We have a 28-foot Zinger made by Thor. Even though the owner’s manual says you can run the AC on a 110 outlet, I’ve heard that this will shorten the life of the unit, as opposed to running on a 30 amp. I also heard that you should never run the AC on low because it’ll freeze up. Is this true or false? Thanks, Dave. —Ron
The typical roof air conditioner operates on 120-volt power supplied by the distribution center of an RV. This is often referred to as “110 volt.” However, it should be somewhere close to 120 volts. This 120-volt source can be sized for 15/20-amp, 30-amp, or even 50-amp power.
The typical roof air conditioner will run at approximately 14 amps at full draw, with older units (pre-1990) pulling as much as 18 amps. So, when your question refers to “110 volt” listed in the owner’s manual, I believe you are referring to a residential-type outlet such as a garage versus a 30 amp referring to a campground source like the one pictured, right?
Most of your residential outlets such as this are connected to a 20-amp circuit breaker, which would typically be enough power to run your roof AC. However, these are usually connected to other outlets in the garage that have refrigerators, air compressors and other energy-drawing items. Plus, when you plug in your shoreline power of the RV and turn on the roof air conditioner, it is typically not the only thing drawing power, as you probably have the refrigerator or water heater on too.

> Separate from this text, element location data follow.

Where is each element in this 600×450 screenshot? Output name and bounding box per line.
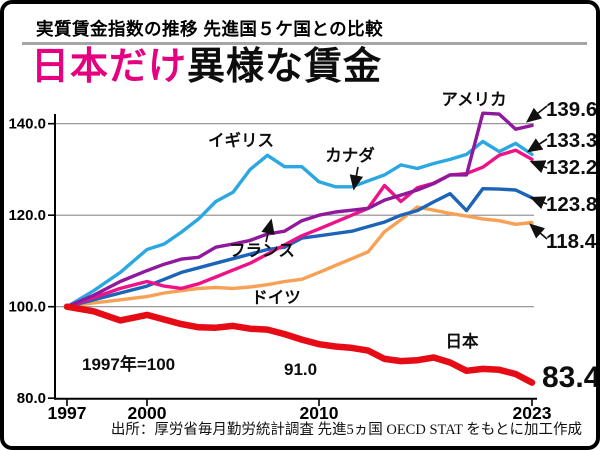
x-tick-2010: 2010 bbox=[300, 403, 339, 423]
end-value-japan: 83.4 bbox=[542, 361, 600, 394]
y-tick-100: 100.0 bbox=[8, 299, 46, 316]
series-label-japan: 日本 bbox=[446, 331, 480, 351]
series-label-uk: イギリス bbox=[208, 131, 274, 150]
line-ドイツ bbox=[65, 205, 534, 309]
series-label-germany: ドイツ bbox=[251, 289, 301, 307]
label-arrows bbox=[261, 105, 548, 243]
x-tick-2000: 2000 bbox=[128, 403, 167, 423]
arrow-canada bbox=[349, 166, 364, 191]
arrow-value-139-6 bbox=[525, 105, 548, 123]
end-value-france: 123.8 bbox=[546, 193, 597, 216]
header-divider bbox=[22, 42, 587, 45]
series-lines bbox=[63, 111, 536, 386]
y-tick-80: 80.0 bbox=[17, 390, 46, 407]
x-tick-1997: 1997 bbox=[48, 403, 87, 423]
axes bbox=[54, 114, 537, 400]
line-イギリス bbox=[65, 139, 534, 309]
arrow-value-123-8 bbox=[529, 196, 548, 210]
arrow-value-118-4 bbox=[529, 223, 548, 240]
end-value-germany: 118.4 bbox=[546, 230, 597, 253]
source-note: 出所：厚労省毎月勤労統計調査 先進5ヵ国 OECD STAT をもとに加工作成 bbox=[110, 422, 582, 438]
x-tick-2023: 2023 bbox=[513, 403, 552, 423]
headline-highlight: 日本だけ bbox=[31, 46, 188, 88]
line-アメリカ bbox=[65, 111, 534, 309]
series-label-france: フランス bbox=[229, 242, 295, 260]
base-year-note: 1997年=100 bbox=[82, 354, 175, 374]
chart-kicker: 実質賃金指数の推移 先進国５ケ国との比較 bbox=[36, 19, 384, 39]
arrow-value-133-3 bbox=[526, 138, 548, 153]
series-label-canada: カナダ bbox=[325, 145, 375, 165]
wage-line-chart: 140.0 120.0 100.0 80.0 1997 2000 2010 20… bbox=[8, 90, 600, 423]
end-value-uk: 133.3 bbox=[546, 129, 597, 152]
line-フランス bbox=[65, 186, 534, 309]
line-日本 bbox=[63, 303, 536, 386]
series-label-usa: アメリカ bbox=[441, 90, 506, 109]
japan-mid-value: 91.0 bbox=[284, 360, 317, 379]
end-value-canada: 132.2 bbox=[546, 156, 597, 179]
end-value-usa: 139.6 bbox=[546, 98, 597, 121]
y-tick-120: 120.0 bbox=[8, 207, 46, 224]
page-title: 日本だけ異様な賃金 bbox=[31, 46, 383, 88]
y-tick-140: 140.0 bbox=[8, 116, 46, 133]
x-axis-ticks bbox=[66, 398, 533, 406]
headline-rest: 異様な賃金 bbox=[187, 46, 383, 88]
arrow-france bbox=[261, 218, 275, 243]
arrow-value-132-2 bbox=[529, 160, 548, 174]
y-axis-ticks bbox=[48, 122, 55, 400]
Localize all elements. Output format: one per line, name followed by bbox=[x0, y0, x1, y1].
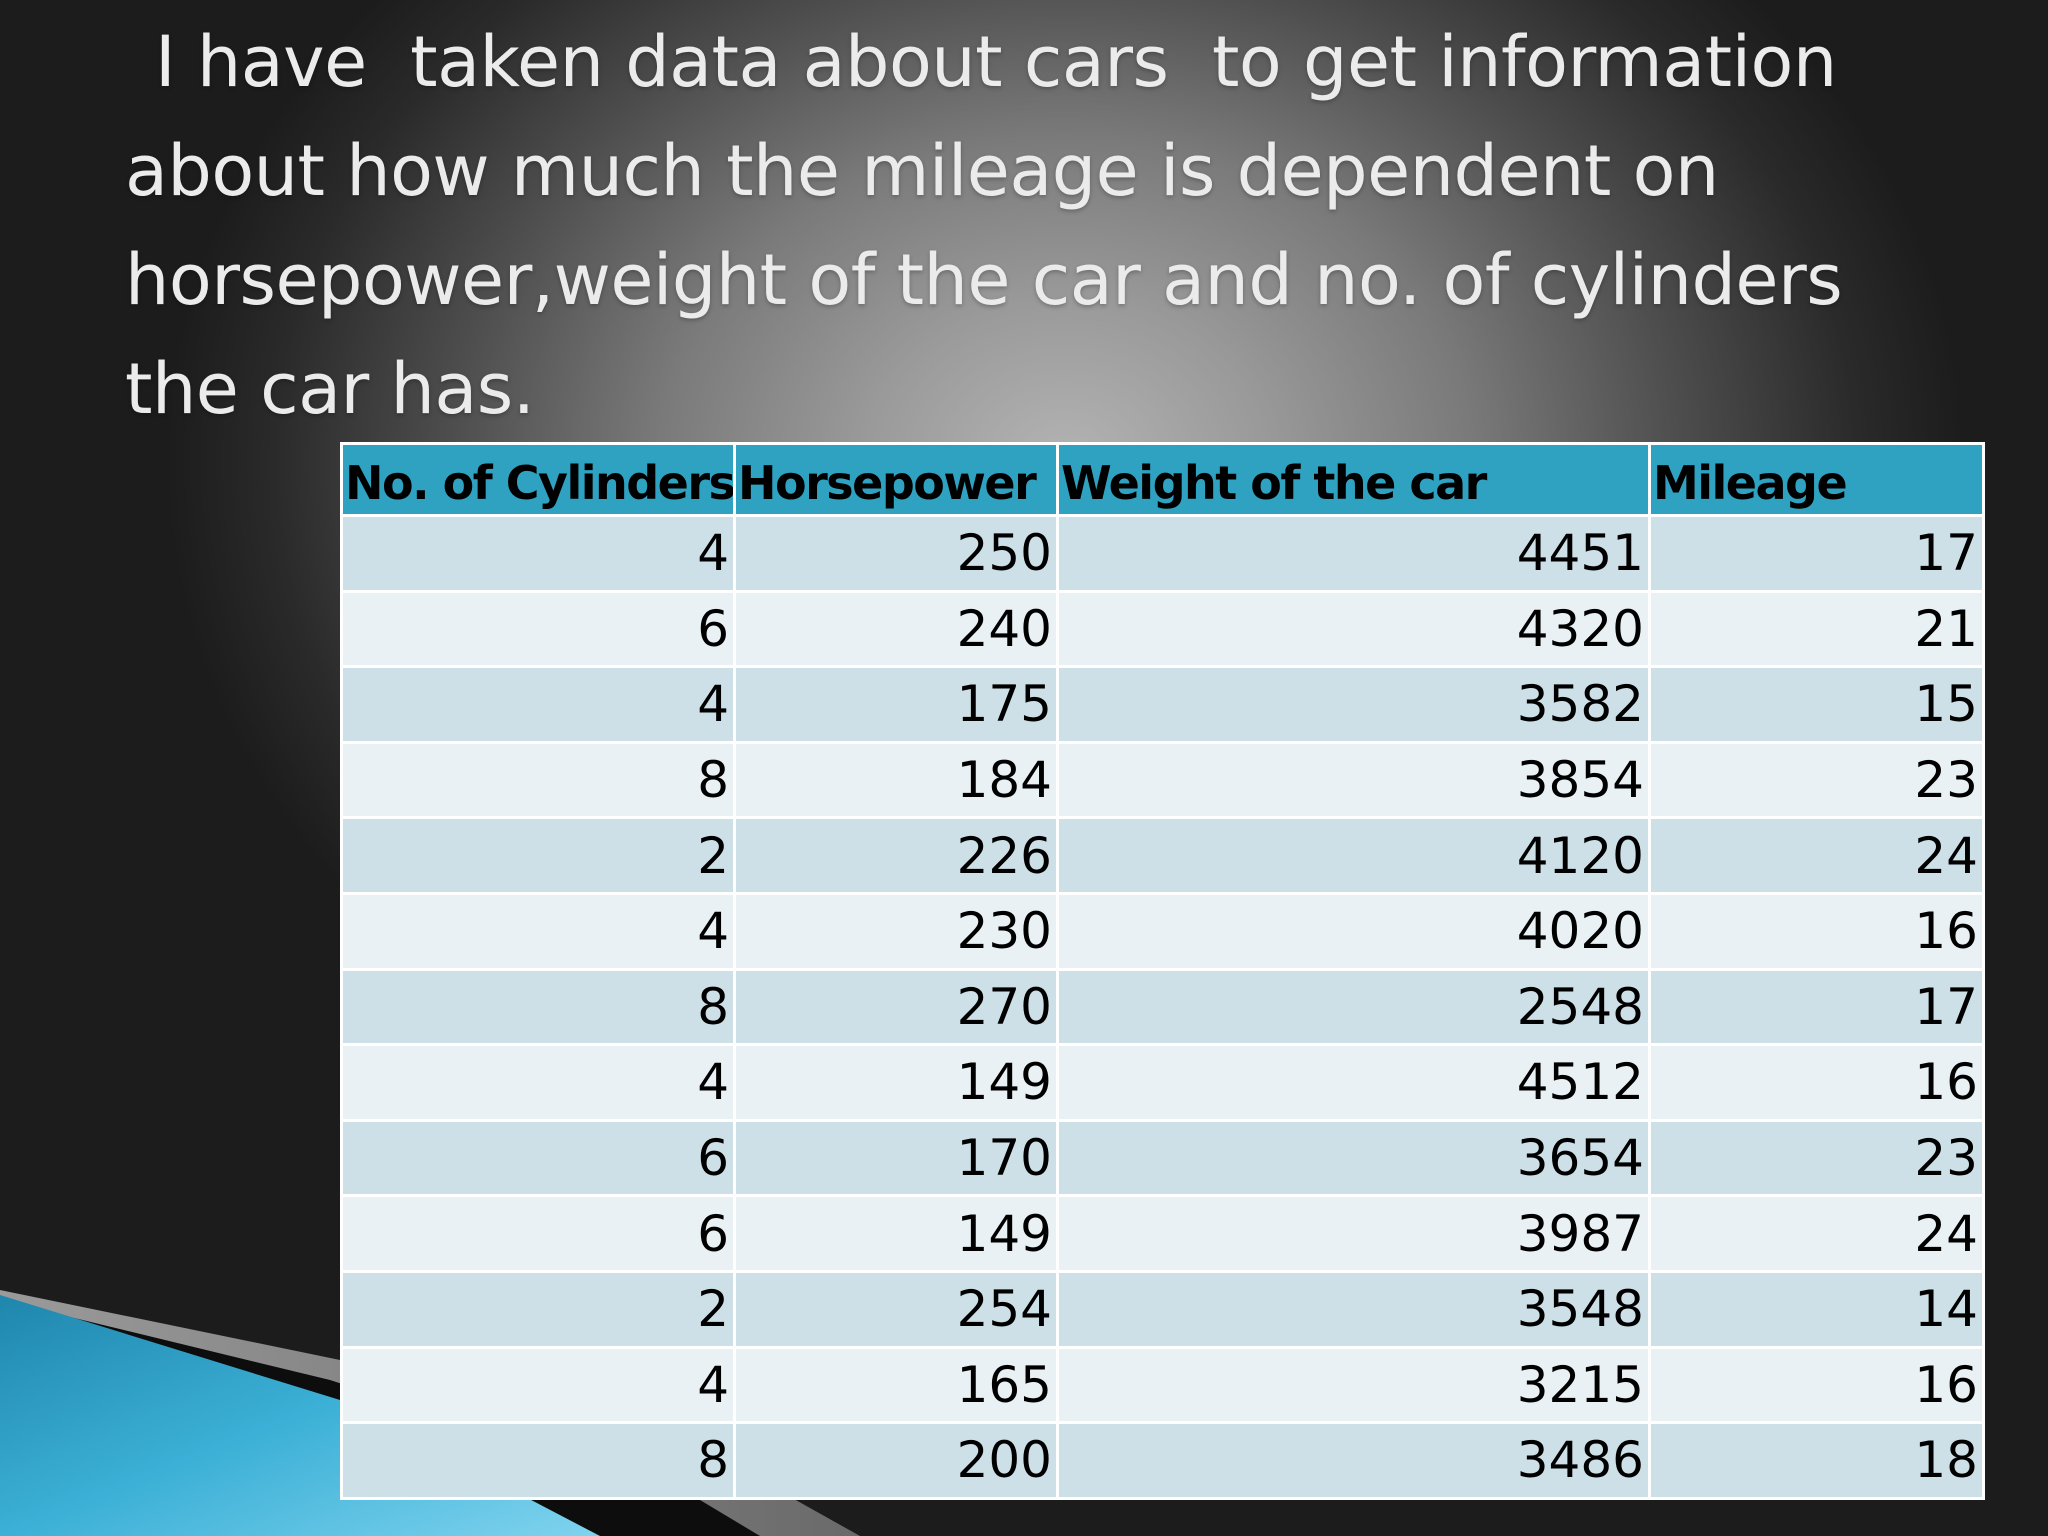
cell-horsepower: 149 bbox=[733, 1043, 1059, 1122]
table-row: 4 250 4451 17 bbox=[340, 514, 1985, 593]
table-row: 4 230 4020 16 bbox=[340, 891, 1985, 971]
cell-weight: 3215 bbox=[1056, 1345, 1651, 1425]
cell-mileage: 24 bbox=[1648, 816, 1985, 895]
cell-mileage: 23 bbox=[1648, 1118, 1985, 1198]
table-row: 6 170 3654 23 bbox=[340, 1118, 1985, 1198]
cell-cylinders: 8 bbox=[340, 1421, 736, 1500]
cell-mileage: 21 bbox=[1648, 589, 1985, 669]
cell-horsepower: 184 bbox=[733, 740, 1059, 820]
cell-weight: 3486 bbox=[1056, 1421, 1651, 1500]
cell-weight: 3548 bbox=[1056, 1269, 1651, 1349]
cell-horsepower: 175 bbox=[733, 665, 1059, 744]
cell-horsepower: 165 bbox=[733, 1345, 1059, 1425]
table-row: 2 226 4120 24 bbox=[340, 816, 1985, 895]
cell-cylinders: 4 bbox=[340, 891, 736, 971]
table-row: 8 200 3486 18 bbox=[340, 1421, 1985, 1500]
cell-cylinders: 2 bbox=[340, 816, 736, 895]
heading-line-1: I have taken data about cars to get info… bbox=[155, 21, 1837, 103]
cell-cylinders: 6 bbox=[340, 589, 736, 669]
header-cylinders: No. of Cylinders bbox=[340, 442, 736, 517]
cell-cylinders: 6 bbox=[340, 1194, 736, 1273]
cell-horsepower: 149 bbox=[733, 1194, 1059, 1273]
cell-mileage: 16 bbox=[1648, 1345, 1985, 1425]
heading-line-2: about how much the mileage is dependent … bbox=[125, 130, 1719, 212]
cell-mileage: 18 bbox=[1648, 1421, 1985, 1500]
cell-horsepower: 250 bbox=[733, 514, 1059, 593]
table-row: 4 149 4512 16 bbox=[340, 1043, 1985, 1122]
cell-cylinders: 4 bbox=[340, 1345, 736, 1425]
cell-mileage: 16 bbox=[1648, 1043, 1985, 1122]
table-row: 4 165 3215 16 bbox=[340, 1345, 1985, 1425]
cars-data-table: No. of Cylinders Horsepower Weight of th… bbox=[340, 442, 1985, 1500]
table-row: 8 184 3854 23 bbox=[340, 740, 1985, 820]
cell-horsepower: 254 bbox=[733, 1269, 1059, 1349]
table-row: 6 149 3987 24 bbox=[340, 1194, 1985, 1273]
cell-mileage: 16 bbox=[1648, 891, 1985, 971]
table-header-row: No. of Cylinders Horsepower Weight of th… bbox=[340, 442, 1985, 517]
cell-mileage: 15 bbox=[1648, 665, 1985, 744]
cell-cylinders: 2 bbox=[340, 1269, 736, 1349]
cell-cylinders: 4 bbox=[340, 665, 736, 744]
cell-cylinders: 4 bbox=[340, 514, 736, 593]
cell-weight: 4451 bbox=[1056, 514, 1651, 593]
table-row: 2 254 3548 14 bbox=[340, 1269, 1985, 1349]
table-row: 8 270 2548 17 bbox=[340, 967, 1985, 1047]
cell-horsepower: 200 bbox=[733, 1421, 1059, 1500]
cell-cylinders: 6 bbox=[340, 1118, 736, 1198]
cell-weight: 4320 bbox=[1056, 589, 1651, 669]
cell-weight: 4512 bbox=[1056, 1043, 1651, 1122]
header-weight: Weight of the car bbox=[1056, 442, 1651, 517]
cell-horsepower: 170 bbox=[733, 1118, 1059, 1198]
header-mileage: Mileage bbox=[1648, 442, 1985, 517]
cell-weight: 4120 bbox=[1056, 816, 1651, 895]
cell-mileage: 23 bbox=[1648, 740, 1985, 820]
cell-weight: 3582 bbox=[1056, 665, 1651, 744]
header-horsepower: Horsepower bbox=[733, 442, 1059, 517]
cell-weight: 3854 bbox=[1056, 740, 1651, 820]
cell-mileage: 24 bbox=[1648, 1194, 1985, 1273]
slide-heading: I have taken data about cars to get info… bbox=[125, 8, 2005, 444]
cell-horsepower: 230 bbox=[733, 891, 1059, 971]
cell-horsepower: 226 bbox=[733, 816, 1059, 895]
heading-line-4: the car has. bbox=[125, 348, 535, 430]
cell-weight: 3987 bbox=[1056, 1194, 1651, 1273]
table-row: 4 175 3582 15 bbox=[340, 665, 1985, 744]
cell-weight: 3654 bbox=[1056, 1118, 1651, 1198]
cell-mileage: 17 bbox=[1648, 514, 1985, 593]
heading-line-3: horsepower,weight of the car and no. of … bbox=[125, 239, 1843, 321]
cell-weight: 4020 bbox=[1056, 891, 1651, 971]
cell-weight: 2548 bbox=[1056, 967, 1651, 1047]
cell-cylinders: 4 bbox=[340, 1043, 736, 1122]
cell-cylinders: 8 bbox=[340, 967, 736, 1047]
cell-mileage: 14 bbox=[1648, 1269, 1985, 1349]
cell-horsepower: 240 bbox=[733, 589, 1059, 669]
cell-cylinders: 8 bbox=[340, 740, 736, 820]
cell-mileage: 17 bbox=[1648, 967, 1985, 1047]
table-row: 6 240 4320 21 bbox=[340, 589, 1985, 669]
cell-horsepower: 270 bbox=[733, 967, 1059, 1047]
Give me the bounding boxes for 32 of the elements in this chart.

These all draw power as well as draw 12-volt power from the house batteries, which means the converter/charger will turn on occasionally.
Use a surge protector
What can harm your compressor and fan motor in a roof air conditioner is running on low voltage. The ideal voltage is 120 volts and nothing lower than 113 volts as the unit will still run, but so will labor and increase in amp draw and eventually go bad. Using a surge protector such as this Surge Guard model will monitor the voltage, show the amp draw, and shut down if the voltage drops below a safe level.